Oliver Kirchkamp
[A picture of Oliver Kirchkamp]

Introduction to R

Tis course is offered within the context of the IMPRS BeSmart Summerschool.
Asynchronous teaching
Synchronous teaching
Daily exercises (16.8.-20.8.), 11:00-12:00.

During synchronous teaching we will use RStudio and the software mentioned below.

Objectives
R is a powerful statistical programming language. The course should enable participants understand the basic structure of this language.
Handout
Topics:
  1. Basics
    • Installing R, RStudio, Packages
    • Data Types, Numbers, Vectors, Matrices, Arrays.
  2. More on Data Types
    • Missings, Characters, Factors.
    • Lists, Data frames
    • Randomness
  3. Data and Functions
    • Example datasets.
    • Functions.
    • Closures.
  4. Graphs and Files
    • Introduction to Graphs.
    • Graphs for Univariate and Bivarate Data.
    • Files, Reading and Writing Data.
  5. Control Structures, Structuring Data
    • Pipes
    • Conditions, Loops,Repetition.
    • Structuring Data, Grouping, Summarising, Mutating.
    • Selecting Variables, Sorting, Joining, Reshaping Data.
    • Tables, Regression.
Software
For our practical examples (during the entire course) we will use the software environment R. I think that it is helpful to coordinate on one environment. R is free, it is very powerful, and it is popular in the field.
  • Documentation for R is provided throught the built in help. You also find support on the R Homepage.
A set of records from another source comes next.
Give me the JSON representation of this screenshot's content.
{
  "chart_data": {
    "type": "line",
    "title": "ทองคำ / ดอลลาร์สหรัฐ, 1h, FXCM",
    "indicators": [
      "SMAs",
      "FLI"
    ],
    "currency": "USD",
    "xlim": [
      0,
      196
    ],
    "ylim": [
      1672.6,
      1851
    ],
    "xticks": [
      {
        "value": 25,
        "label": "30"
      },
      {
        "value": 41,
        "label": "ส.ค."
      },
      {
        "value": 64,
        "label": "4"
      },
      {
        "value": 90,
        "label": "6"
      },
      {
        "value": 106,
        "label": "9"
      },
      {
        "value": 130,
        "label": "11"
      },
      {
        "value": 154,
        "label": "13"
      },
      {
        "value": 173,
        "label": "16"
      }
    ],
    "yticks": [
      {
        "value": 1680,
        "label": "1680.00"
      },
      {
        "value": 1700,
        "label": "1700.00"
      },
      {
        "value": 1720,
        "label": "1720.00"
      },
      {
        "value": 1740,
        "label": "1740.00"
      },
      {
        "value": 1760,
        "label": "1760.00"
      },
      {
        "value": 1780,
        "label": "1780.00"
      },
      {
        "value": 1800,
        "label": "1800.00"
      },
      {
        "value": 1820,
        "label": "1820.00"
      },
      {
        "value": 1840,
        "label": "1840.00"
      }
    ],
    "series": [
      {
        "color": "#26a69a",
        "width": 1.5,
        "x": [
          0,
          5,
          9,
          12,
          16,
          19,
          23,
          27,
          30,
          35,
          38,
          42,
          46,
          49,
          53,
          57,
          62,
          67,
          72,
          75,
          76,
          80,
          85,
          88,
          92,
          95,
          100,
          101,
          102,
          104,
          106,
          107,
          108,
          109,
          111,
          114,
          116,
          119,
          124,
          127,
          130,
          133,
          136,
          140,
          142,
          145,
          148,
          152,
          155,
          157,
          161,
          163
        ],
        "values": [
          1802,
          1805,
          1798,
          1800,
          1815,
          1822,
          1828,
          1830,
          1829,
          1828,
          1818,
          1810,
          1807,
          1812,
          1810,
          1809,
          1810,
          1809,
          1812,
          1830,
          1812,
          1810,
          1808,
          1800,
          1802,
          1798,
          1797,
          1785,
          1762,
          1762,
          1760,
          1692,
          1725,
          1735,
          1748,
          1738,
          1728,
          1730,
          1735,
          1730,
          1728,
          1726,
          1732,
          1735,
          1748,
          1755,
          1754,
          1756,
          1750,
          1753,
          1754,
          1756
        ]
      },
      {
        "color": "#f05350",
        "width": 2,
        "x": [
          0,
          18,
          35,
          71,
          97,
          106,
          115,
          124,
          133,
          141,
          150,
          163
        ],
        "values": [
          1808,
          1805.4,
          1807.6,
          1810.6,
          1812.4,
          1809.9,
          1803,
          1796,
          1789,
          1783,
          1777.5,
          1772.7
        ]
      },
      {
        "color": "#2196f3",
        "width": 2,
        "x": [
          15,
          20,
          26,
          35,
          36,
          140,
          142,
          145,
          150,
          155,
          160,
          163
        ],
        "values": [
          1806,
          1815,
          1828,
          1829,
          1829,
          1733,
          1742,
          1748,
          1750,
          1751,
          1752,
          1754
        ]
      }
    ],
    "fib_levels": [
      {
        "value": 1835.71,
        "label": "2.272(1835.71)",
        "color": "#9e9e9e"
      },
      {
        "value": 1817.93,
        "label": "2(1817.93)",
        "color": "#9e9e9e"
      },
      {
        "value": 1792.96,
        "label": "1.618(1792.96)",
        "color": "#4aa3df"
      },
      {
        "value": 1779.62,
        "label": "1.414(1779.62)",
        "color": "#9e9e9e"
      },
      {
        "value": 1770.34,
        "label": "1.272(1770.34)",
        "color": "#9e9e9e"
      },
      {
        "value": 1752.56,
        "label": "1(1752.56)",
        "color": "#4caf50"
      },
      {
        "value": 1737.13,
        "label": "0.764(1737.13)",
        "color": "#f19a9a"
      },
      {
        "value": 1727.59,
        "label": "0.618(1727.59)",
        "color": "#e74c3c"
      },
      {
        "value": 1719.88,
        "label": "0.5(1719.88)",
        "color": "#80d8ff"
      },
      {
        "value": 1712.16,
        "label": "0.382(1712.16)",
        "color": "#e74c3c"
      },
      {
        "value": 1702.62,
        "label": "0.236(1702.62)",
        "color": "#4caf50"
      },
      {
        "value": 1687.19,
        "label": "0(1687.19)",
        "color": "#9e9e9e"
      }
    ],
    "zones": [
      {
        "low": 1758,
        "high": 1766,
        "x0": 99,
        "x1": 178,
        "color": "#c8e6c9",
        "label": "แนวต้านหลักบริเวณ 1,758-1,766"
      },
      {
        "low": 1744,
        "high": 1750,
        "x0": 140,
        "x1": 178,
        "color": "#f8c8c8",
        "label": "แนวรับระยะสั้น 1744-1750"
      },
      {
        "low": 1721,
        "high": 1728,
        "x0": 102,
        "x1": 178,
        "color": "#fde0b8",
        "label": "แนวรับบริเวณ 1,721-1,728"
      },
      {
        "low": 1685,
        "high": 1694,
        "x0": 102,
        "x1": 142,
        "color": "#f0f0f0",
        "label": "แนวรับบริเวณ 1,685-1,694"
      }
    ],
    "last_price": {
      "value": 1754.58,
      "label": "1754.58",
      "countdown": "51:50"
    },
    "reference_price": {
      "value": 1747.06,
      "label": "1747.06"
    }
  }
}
You might find the following useful:
    • The R Guide, Jason Owen (Easy to read, explains R with the help of examples from basic statistics)
    • Simple R, John Verzani (Explains R with the help of examples from basic statistics)
    • Einführung in R, Günther Sawitzki (In German. Rather compact introduction.)
    • Econometrics in R, Grant V. Farnsworth (The introduction to R is rather compact and pragmatic.)
    • An Introduction to R, W. N. Venables und D. M. Smith (The focus is more on R as a programming language)
    • The R language definition (Concentrates only on R as a programming language.)
  • You can download R from the homepage of the R-project.
    Installing R with Microsoft Windows:
    Download and start the Installer. Install R on your local drive. Installing on a network drive or in the cloud (Dropbox, Onedrive,...) is possible but not recommended.
    Installing R with GNU-Linux:
    Follow the advice to install R for your distribution.
    Installing R with MacOS X:
    Here is a guide to install R with MacOS X.
  • In the lecture we use RStudio as a front end.
  • We will use the following packages: car, Ecdat, foreign, Hmisc, tidyverse, lattice.

    If, e.g., the command library(Ecdat) generates an error message (Error in library(Ecdat): There is no package called 'Ecdat'), you have to install the package.
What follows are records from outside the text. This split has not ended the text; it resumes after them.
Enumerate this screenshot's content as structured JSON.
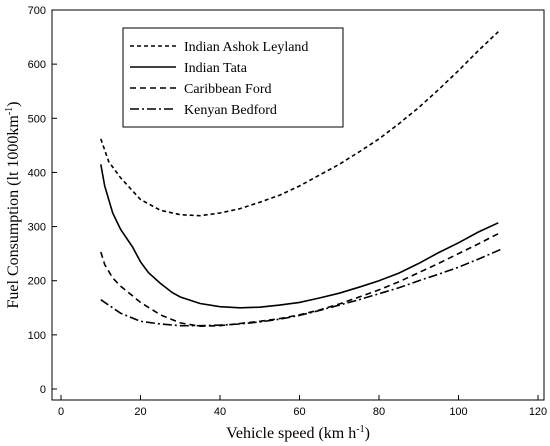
{
  "chart_data": {
    "type": "line",
    "xlabel": "Vehicle speed (km h",
    "xlabel_sup": "-1",
    "xlabel_end": ")",
    "ylabel": "Fuel Consumption (lt 1000km",
    "ylabel_sup": "-1",
    "ylabel_end": ")",
    "xlim": [
      0,
      120
    ],
    "ylim": [
      0,
      700
    ],
    "xticks": [
      0,
      20,
      40,
      60,
      80,
      100,
      120
    ],
    "yticks": [
      0,
      100,
      200,
      300,
      400,
      500,
      600,
      700
    ],
    "grid": false,
    "legend_position": "top-left",
    "series": [
      {
        "name": "Indian Ashok Leyland",
        "dash": "4,3",
        "points": [
          [
            10,
            462
          ],
          [
            12,
            420
          ],
          [
            15,
            390
          ],
          [
            20,
            350
          ],
          [
            25,
            330
          ],
          [
            30,
            322
          ],
          [
            35,
            320
          ],
          [
            40,
            325
          ],
          [
            45,
            333
          ],
          [
            50,
            345
          ],
          [
            55,
            358
          ],
          [
            60,
            375
          ],
          [
            65,
            395
          ],
          [
            70,
            415
          ],
          [
            75,
            438
          ],
          [
            80,
            462
          ],
          [
            85,
            490
          ],
          [
            90,
            520
          ],
          [
            95,
            553
          ],
          [
            100,
            588
          ],
          [
            105,
            625
          ],
          [
            110,
            660
          ]
        ]
      },
      {
        "name": "Indian Tata",
        "dash": "none",
        "points": [
          [
            10,
            415
          ],
          [
            11,
            375
          ],
          [
            13,
            325
          ],
          [
            15,
            295
          ],
          [
            18,
            262
          ],
          [
            20,
            235
          ],
          [
            22,
            215
          ],
          [
            25,
            195
          ],
          [
            28,
            178
          ],
          [
            30,
            170
          ],
          [
            35,
            158
          ],
          [
            40,
            152
          ],
          [
            45,
            150
          ],
          [
            50,
            151
          ],
          [
            55,
            155
          ],
          [
            60,
            160
          ],
          [
            65,
            168
          ],
          [
            70,
            177
          ],
          [
            75,
            188
          ],
          [
            80,
            200
          ],
          [
            85,
            214
          ],
          [
            90,
            232
          ],
          [
            95,
            252
          ],
          [
            100,
            270
          ],
          [
            105,
            290
          ],
          [
            110,
            307
          ]
        ]
      },
      {
        "name": "Caribbean Ford",
        "dash": "6,4",
        "points": [
          [
            10,
            253
          ],
          [
            11,
            230
          ],
          [
            13,
            205
          ],
          [
            15,
            190
          ],
          [
            20,
            160
          ],
          [
            25,
            137
          ],
          [
            30,
            122
          ],
          [
            35,
            116
          ],
          [
            40,
            117
          ],
          [
            45,
            121
          ],
          [
            50,
            125
          ],
          [
            55,
            130
          ],
          [
            60,
            137
          ],
          [
            65,
            146
          ],
          [
            70,
            157
          ],
          [
            75,
            170
          ],
          [
            80,
            183
          ],
          [
            85,
            198
          ],
          [
            90,
            215
          ],
          [
            95,
            232
          ],
          [
            100,
            250
          ],
          [
            105,
            268
          ],
          [
            110,
            287
          ]
        ]
      },
      {
        "name": "Kenyan Bedford",
        "dash": "9,3,2,3",
        "points": [
          [
            10,
            165
          ],
          [
            12,
            155
          ],
          [
            15,
            140
          ],
          [
            20,
            125
          ],
          [
            25,
            120
          ],
          [
            30,
            117
          ],
          [
            35,
            117
          ],
          [
            40,
            118
          ],
          [
            45,
            120
          ],
          [
            50,
            124
          ],
          [
            55,
            129
          ],
          [
            60,
            136
          ],
          [
            65,
            145
          ],
          [
            70,
            155
          ],
          [
            75,
            165
          ],
          [
            80,
            176
          ],
          [
            85,
            187
          ],
          [
            90,
            200
          ],
          [
            95,
            212
          ],
          [
            100,
            225
          ],
          [
            105,
            240
          ],
          [
            111,
            259
          ]
        ]
      }
    ]
  }
}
    Installing packages with Microsoft Windows:
    With RStudio: Use the tab “Install”. Otherwise: Start Rgui.exe and install packages from the menu Packages / Install Packages).
    Installing packages from GNU-Linux or MacOS X:
    From within R use the command install.packages("Ecdat"), e.g., to install the package Ecdat
RStudio
RStudio provides a front end to R, LaTeX, git and svn.

Exercises

Please send your answers to the following questions as an email to oliver@kirchkamp.de. Don’t attach any files to your email.

Exercise 1. Submit before Mon., 16.8., 10:30.

Install R and RStudio. Also install the package Ecdat from within RStudio. The command

help(package="Ecdat")

gives you a list of the datasets that are provided by the package Ecdat.

Can you find a dataset whose name starts with the same letter as your last name and which contains at least one variable that is a number? If there is no matching dataset, find one with the next letter in the alphabet. After the letter Z, continue with the letter A.

Exercise 2. Submit before Tue., 17.8., 10:30.

Following the same strategy as in the previous exercise: Find a dataset whose name starts with the same letter as your last name and that contains either a character variable or a variable that is a factor. If there is no matching dataset, proceed alphabetically, until you have found one that contains either a character variable or a variable that is a factor. Once you have reached the letter Z, continue with the letter A.

Exercise 3. Submit before Wed., 18.8., 10:30.

Now find a dataset that matches your first name and that includes at least one variable that is a number.

Exercise 4. Submit before Thu., 19.8., 10:30.

Find again a dataset that matches your first name and that includes at least two variables that are numbers.

In your answer, only include the commands, not the graph!

Exercise 5. Submit before Fri., 20.8., 10:30.

Find a dataset that matches your last name and that includes at least one variables that is a number, and a second variable that has fewer than 12 different values. I will call these (less than 12) values “cases”.